[OSM-dev] planet.osm - fix

Tue Aug 15 14:48:57 BST 2006

David Sheldon wrote:
> On Tue, Aug 15, 2006 at 02:11:34PM +0200, Michael Strecke wrote:
>> <?xml version="1.0"?>
>> <osm version="0.3" generator="OpenStreetMap server">
>>   <way id="2837877" timestamp="2006-08-09 23:53:34">
>>     <seg id="10134927"/>
>>     <tag k="name" v="Genter Stra&#xDF;e"/>
>>   </way>
>> </osm>
>>
>> Not UTF-8, but latin-1 encoding. :(
> 
> This is Unicode encoding (see
> http://www.unicode.org/charts/PDF/U0080.pdf) ,

It may be *a* Unicode encoding, but it's not UTF-8.

If I understand the Wikipedia article correctly, Unicode is this huge
collection of character (european, chinese, arabic, etc.) These
characters are usually designated with U+XXXX

UTF-8 is one way to encode these U+XXXX characters, latin-1 is another.

UTF-8 encodes a Unicode character into 1, 2, 3 or 4 bytes. (1 for ASCII,
2 for most european stuff, 3 + 4 for the more exotic ones).
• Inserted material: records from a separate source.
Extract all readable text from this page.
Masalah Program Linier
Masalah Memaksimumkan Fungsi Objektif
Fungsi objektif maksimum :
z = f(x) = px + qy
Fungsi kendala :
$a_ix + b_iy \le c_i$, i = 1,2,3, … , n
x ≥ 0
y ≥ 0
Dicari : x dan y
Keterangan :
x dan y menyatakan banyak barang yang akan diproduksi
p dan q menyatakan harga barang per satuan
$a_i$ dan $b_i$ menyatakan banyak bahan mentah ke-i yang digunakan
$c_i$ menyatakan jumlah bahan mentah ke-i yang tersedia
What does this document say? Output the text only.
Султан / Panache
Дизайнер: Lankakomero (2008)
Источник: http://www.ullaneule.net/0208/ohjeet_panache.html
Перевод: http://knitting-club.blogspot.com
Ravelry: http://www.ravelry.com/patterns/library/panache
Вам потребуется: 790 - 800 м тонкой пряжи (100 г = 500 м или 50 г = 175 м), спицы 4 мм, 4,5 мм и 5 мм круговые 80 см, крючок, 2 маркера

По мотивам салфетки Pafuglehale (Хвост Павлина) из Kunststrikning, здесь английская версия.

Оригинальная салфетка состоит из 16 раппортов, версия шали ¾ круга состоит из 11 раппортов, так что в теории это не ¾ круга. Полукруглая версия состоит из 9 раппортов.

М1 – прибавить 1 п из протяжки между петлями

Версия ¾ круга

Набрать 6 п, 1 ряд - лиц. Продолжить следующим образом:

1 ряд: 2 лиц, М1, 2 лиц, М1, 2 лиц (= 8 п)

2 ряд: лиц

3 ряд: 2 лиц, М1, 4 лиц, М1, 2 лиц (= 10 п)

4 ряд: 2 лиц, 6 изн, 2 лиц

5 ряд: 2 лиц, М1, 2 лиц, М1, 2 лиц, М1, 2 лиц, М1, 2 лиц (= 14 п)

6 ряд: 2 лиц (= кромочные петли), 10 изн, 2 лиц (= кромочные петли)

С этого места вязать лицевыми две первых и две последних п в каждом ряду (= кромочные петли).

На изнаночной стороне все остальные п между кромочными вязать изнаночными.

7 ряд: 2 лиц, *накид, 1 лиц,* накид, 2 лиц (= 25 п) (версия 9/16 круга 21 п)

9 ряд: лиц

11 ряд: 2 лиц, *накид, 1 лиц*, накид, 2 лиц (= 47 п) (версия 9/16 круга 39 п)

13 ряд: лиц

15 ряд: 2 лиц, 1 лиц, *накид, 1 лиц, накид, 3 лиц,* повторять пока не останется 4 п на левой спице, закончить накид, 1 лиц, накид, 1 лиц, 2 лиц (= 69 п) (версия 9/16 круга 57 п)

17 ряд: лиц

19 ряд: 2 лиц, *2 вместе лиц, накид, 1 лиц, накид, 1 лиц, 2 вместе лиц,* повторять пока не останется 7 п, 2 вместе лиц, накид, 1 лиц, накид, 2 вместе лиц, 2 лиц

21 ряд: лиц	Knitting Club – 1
Latin-1 encodes its additional characters into 1 byte in the range
between 0x80 and 0xff (which can only represent a small subset of the
entire Unicode).

The encoding is usually specified in the xml header (and is missing in
planet.osm):

	<?xml version="1.0" encoding="utf-8"?>

> and is specified by XML
> to be the same as using the UTF-8 sequence.

Links please.

AFAIK you can use latin-1 as encoding in an XML file, if you want to
(and you should specify it in the header). But planet.osm uses a mix of
the UTF-8 and Latin-1 encoding schemes in one file, which most parsers
don't like.

If there is any documentation that contradicts these assumptions, please
let me know.

Latin-1 or UTF-8... there should be at least a consistent use.
I vote for UTF-8, in case some Japanese start mapping their streets.